Stereotactic refers to precise positioning in three-dimensional space. In Gamma Knife surgery, this means a 3-D reference frame is attached to the patient’s head during the procedure. The stereotactic frame provides a 3-D reference which can be seen on the imaging equipment to provide exact coordinates for the target and totally immobilizes the patient’s head to ensure pinpoint accuracy.

Rather than dose-contributing CT scans, most neurosurgeons use a single MRI imaging scan to establish the treatment target for Gamma Knife surgery. Other linac-based systems that don’t use the head frame require constant imaging with CT scans during treatment, further contributing to excess dosage.

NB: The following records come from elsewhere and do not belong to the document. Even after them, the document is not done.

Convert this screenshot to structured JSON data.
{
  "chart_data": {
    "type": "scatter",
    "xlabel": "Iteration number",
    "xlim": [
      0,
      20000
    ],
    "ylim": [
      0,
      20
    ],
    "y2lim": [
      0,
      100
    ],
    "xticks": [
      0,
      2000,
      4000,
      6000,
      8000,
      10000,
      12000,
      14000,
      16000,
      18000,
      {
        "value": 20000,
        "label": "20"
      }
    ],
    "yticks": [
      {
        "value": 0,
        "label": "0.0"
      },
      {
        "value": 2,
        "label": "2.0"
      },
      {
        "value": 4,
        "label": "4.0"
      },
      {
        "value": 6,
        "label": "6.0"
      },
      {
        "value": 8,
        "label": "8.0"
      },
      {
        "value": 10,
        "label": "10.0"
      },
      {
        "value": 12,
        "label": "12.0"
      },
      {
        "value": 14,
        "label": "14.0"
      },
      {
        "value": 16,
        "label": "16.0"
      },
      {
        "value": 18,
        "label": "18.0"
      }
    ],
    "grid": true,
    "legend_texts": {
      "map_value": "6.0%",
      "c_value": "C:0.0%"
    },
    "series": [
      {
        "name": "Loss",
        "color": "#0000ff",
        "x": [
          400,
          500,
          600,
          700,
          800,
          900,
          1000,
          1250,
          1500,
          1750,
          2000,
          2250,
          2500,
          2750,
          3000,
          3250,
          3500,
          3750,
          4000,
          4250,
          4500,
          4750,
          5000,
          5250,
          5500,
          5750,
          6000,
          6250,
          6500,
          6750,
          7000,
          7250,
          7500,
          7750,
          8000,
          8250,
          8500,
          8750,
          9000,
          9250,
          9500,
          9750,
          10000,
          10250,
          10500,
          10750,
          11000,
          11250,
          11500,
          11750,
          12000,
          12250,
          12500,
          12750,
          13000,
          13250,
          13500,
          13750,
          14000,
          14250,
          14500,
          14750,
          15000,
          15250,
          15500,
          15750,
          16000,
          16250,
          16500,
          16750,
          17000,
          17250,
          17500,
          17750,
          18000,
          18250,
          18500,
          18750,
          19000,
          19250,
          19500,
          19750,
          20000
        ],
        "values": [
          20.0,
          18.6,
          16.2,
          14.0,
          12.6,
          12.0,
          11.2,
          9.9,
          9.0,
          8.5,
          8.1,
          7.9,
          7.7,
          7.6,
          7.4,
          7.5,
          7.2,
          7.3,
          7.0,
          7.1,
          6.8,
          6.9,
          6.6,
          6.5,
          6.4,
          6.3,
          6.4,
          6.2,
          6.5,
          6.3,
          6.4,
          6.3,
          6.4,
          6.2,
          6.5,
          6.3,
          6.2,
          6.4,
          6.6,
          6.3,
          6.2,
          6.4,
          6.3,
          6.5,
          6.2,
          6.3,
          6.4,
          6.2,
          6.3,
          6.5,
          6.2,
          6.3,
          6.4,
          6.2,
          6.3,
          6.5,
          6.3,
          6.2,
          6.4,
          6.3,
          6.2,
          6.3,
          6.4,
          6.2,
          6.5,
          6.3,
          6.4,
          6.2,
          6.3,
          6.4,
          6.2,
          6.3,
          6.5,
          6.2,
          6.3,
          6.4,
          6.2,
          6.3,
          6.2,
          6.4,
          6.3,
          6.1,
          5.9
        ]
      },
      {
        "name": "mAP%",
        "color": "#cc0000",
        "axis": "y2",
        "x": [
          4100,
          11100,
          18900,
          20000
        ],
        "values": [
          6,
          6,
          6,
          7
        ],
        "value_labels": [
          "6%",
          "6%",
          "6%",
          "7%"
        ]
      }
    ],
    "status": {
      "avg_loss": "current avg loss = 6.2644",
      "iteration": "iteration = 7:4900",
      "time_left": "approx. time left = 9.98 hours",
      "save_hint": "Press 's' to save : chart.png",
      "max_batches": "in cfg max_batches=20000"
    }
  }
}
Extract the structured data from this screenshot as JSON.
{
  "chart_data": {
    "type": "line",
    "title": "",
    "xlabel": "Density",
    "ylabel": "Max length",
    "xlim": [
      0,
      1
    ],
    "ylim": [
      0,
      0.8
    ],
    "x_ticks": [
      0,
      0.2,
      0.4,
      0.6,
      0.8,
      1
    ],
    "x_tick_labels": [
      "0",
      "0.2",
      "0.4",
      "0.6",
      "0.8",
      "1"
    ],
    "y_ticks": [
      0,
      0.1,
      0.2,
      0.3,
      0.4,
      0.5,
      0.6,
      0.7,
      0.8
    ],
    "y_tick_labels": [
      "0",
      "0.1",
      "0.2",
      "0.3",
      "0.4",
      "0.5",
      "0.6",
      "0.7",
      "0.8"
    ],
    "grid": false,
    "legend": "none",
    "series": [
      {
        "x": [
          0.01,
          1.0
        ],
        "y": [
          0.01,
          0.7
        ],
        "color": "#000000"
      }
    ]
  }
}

Why Gamma Knife Radiosurgery is done?

Gamma Knife radiosurgery is often an appropriate alternative to standard brain surgery (neurosurgery), which requires incisions in the skull, membranes surrounding the brain and brain tissue. This type of radiation treatment is usually performed when:

  • A tumor or other abnormality in the brain is too hard to reach with standard neurosurgery
  • A person isn’t healthy enough to undergo standard surgery
  • A person prefers a less invasive treatment
Gamma Knife radiosurgery is most commonly used to treat the following conditions:

  • Brain tumor. Radiosurgery is useful in the management of small noncancerous (benign) and cancerous (malignant) brain tumors. Radiosurgery damages the genetic material (DNA) in the tumor’s cells. The cells lose their ability to reproduce and may die, and the tumor may gradually shrink.
  • Arteriovenous malformation (AVM). AVMs are abnormal tangles of arteries and veins in your brain. In an AVM, blood flows from your arteries to veins, bypassing smaller blood vessels (capillaries). AVMs may disrupt the normal flow of blood and lead to bleeding. Radiosurgery destroys the AVM and causes the blood vessels to close off over time.
  • Trigeminal neuralgia. Trigeminal neuralgia is a disorder of one or both of the trigeminal nerves, which relay sensory information between your brain and areas of your forehead, cheek and lower jaw. This nerve disorder causes disabling facial pain that feels like an electric shock. After treatment, many people will experience pain relief within a few days to a few months.
  • Acoustic neuroma. An acoustic neuroma (vestibular schwannoma), is a noncancerous (benign) tumor that develops along the main balance and hearing nerve leading from your inner ear to your brain.When the tumor puts pressure on the nerve, a person can experience hearing loss, dizziness, loss of balance and ringing in the ear (tinnitus). As the tumor grows, it can also put pressure on the nerves affecting sensations and muscle movement in the face. Radiosurgery may stop the growth or minimize the size of an acoustic neuroma with little risk of permanent nerve damage.